Phase 1 der Blüte: Die weiblichen Blüten im unteren Bereich des Kolbens öffnen sich, sind aber von einer Blatthülle umhüllt. Der Duft des Kolbens lockt die Wanzen an.

Bildquelle: © Etl, F. et al., 2022*, CC BY 4.0

Komplizierte Bestäubung

Der Blütenstand von Syngonium hastiferum besteht aus einem schmalen Kolben (Spadix), an dem oben männliche und unten weibliche Blüten sitzen. Der Kolben ist umgeben von einer Blatthülle, der Spatha. Zu Beginn der dreitägigen Blühzeit öffnen sich zunächst die weiblichen Blüten für etwa zwei Tage. Die Spatha gibt dabei den oberen Teil des Kolbens mit den noch nicht blühenden männlichen Blüten preis, der untere Teil des Kolbens bleibt umhüllt: eine Bestäubungskammer, die die weiblichen Blüten enthält. Morgens zwischen sieben und neun Uhr heizt sich der obere Teil des Kolbens durch Thermogenese auf und gibt einen mehr oder weniger angenehmen Blütenduft ab.

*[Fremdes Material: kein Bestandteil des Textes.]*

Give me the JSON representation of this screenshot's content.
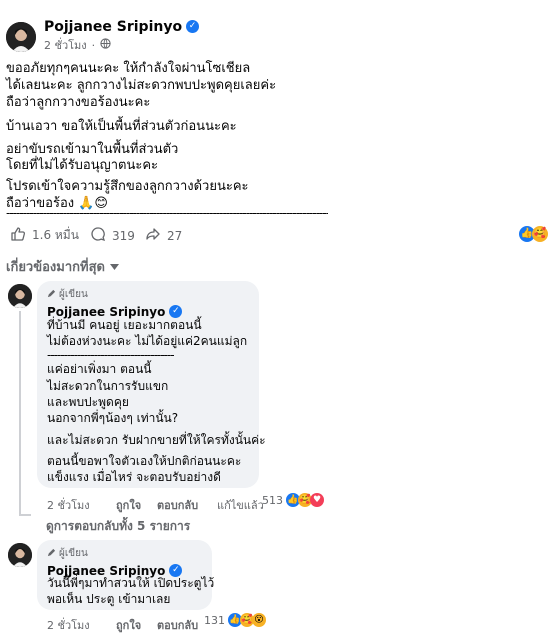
{
  "post": {
    "author": "Pojjanee Sripinyo",
    "time": "2 ชั่วโมง",
    "lines": [
      "ขออภัยทุกๆคนนะคะ ให้กำลังใจผ่านโซเชียล",
      "ได้เลยนะคะ ลูกกวางไม่สะดวกพบปะพูดคุยเลยค่ะ",
      "ถือว่าลูกกวางขอร้องนะคะ",
      "บ้านเอวา ขอให้เป็นพื้นที่ส่วนตัวก่อนนะคะ",
      "อย่าขับรถเข้ามาในพื้นที่ส่วนตัว",
      "โดยที่ไม่ได้รับอนุญาตนะคะ",
      "โปรดเข้าใจความรู้สึกของลูกกวางด้วยนะคะ",
      "ถือว่าขอร้อง 🙏😊"
    ],
    "divider": "----------------------------------------------------------------------------------------------------",
    "likes": "1.6 หมื่น",
    "comments": "319",
    "shares": "27"
  },
  "filter": {
    "label": "เกี่ยวข้องมากที่สุด"
  },
  "comment1": {
    "badge": "ผู้เขียน",
    "author": "Pojjanee Sripinyo",
    "lines": [
      "ที่บ้านมี คนอยู่ เยอะมากตอนนี้",
      "ไม่ต้องห่วงนะคะ ไม่ได้อยู่แค่2คนแม่ลูก",
      "--------------------------------------",
      "แค่อย่าเพิ่งมา ตอนนี้",
      "ไม่สะดวกในการรับแขก",
      "และพบปะพูดคุย",
      "นอกจากพี่ๆน้องๆ เท่านั้น?",
      "และไม่สะดวก รับฝากขายที่ให้ใครทั้งนั้นค่ะ",
      "ตอนนี้ขอพาใจตัวเองให้ปกติก่อนนะคะ",
      "แข็งแรง เมื่อไหร่ จะตอบรับอย่างดี"
    ],
    "time": "2 ชั่วโมง",
    "like": "ถูกใจ",
    "reply": "ตอบกลับ",
    "edited": "แก้ไขแล้ว",
    "count": "513"
  },
  "replies_link": "ดูการตอบกลับทั้ง 5 รายการ",
  "comment2": {
    "badge": "ผู้เขียน",
    "author": "Pojjanee Sripinyo",
    "lines": [
      "วันนี้พี่ๆมาทำสวนให้ เปิดประตูไว้",
      "พอเห็น ประตู เข้ามาเลย"
    ],
    "time": "2 ชั่วโมง",
    "like": "ถูกใจ",
    "reply": "ตอบกลับ",
    "count": "131"
  },
  "colors": {
    "brand": "#1877f2",
    "muted": "#65676b",
    "bubble": "#f0f2f5"
  }
}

Die Forscher:innen konnten beobachten, dass der Duft bestimmte Weichwanzen in großer Anzahl anlockt. Diese Art war der Wissenschaft bis dato unbekannt und bekam den Namen Neella sp. nov. Andere Vertreter der Weichwanzen (Miridae) waren bisher nur als Schädlinge tropischer Aronstabgewächse bekannt. Die Forscher:innen zählten bis zu 515 Individuen auf den beobachteten Blütenständen. Die Wanzen krabbelten in die Bestäubungskammer und bestäubten die weiblichen Blüten mit an ihrem Körper anhaftenden Pollen – den brachten sie von einem vorangegangenen Besuch einer anderen Aronstabpflanze mit.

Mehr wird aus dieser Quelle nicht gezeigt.